In construction, resin-based sheets, pipes, and profiles reinforce and decorate structures like roofs, walls, and window frames, offering aesthetic appeal and durability. In medical devices, the resin is used for surgical instruments and artificial joints, necessitating high safety and biocompatibility.
Challenges and Future Prospects
Despite its advantages, hydrogenated bisphenol A phthalic anhydride resin faces challenges. For instance, its high processing temperature complicates manufacturing, and its relatively high cost limits widespread adoption. Researchers are exploring solutions, such as improving production processes, developing new copolymers or blends, and reducing costs.
Looking ahead, advancements in technology and environmental standards will expand the resin’s applications. Nanotechnology could further enhance mechanical and thermal properties, while more economical synthesis routes are a key research focus.

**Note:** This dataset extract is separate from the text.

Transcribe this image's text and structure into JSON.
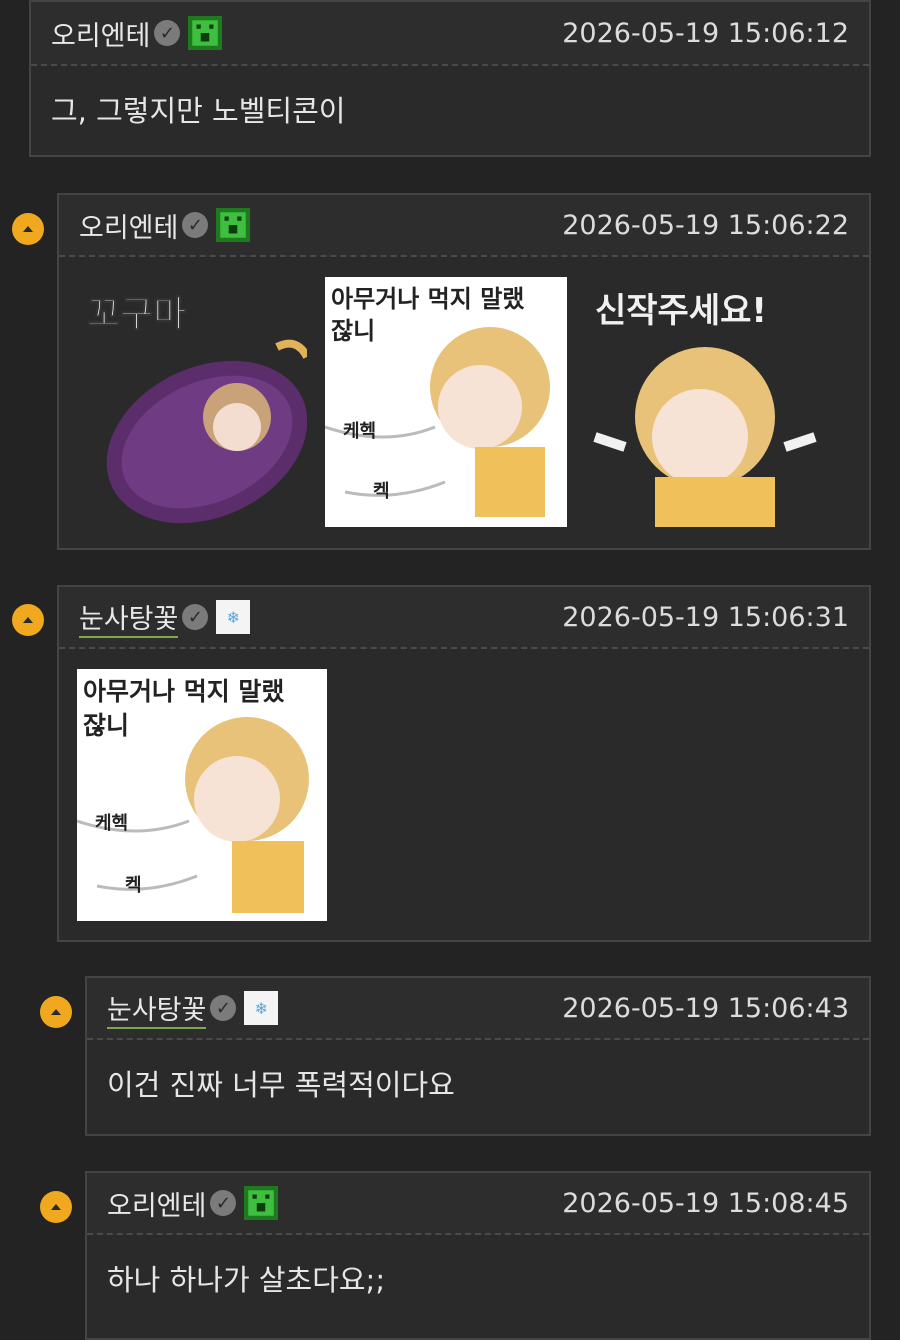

As a high-performance thermosetting plastic matrix, hydrogenated bisphenol A phthalic anhydride resin leverages its exceptional mechanical strength, heat resistance, and chemical stability to deliver broad application potential. While challenges remain, ongoing technological innovations promise a promising future for this material.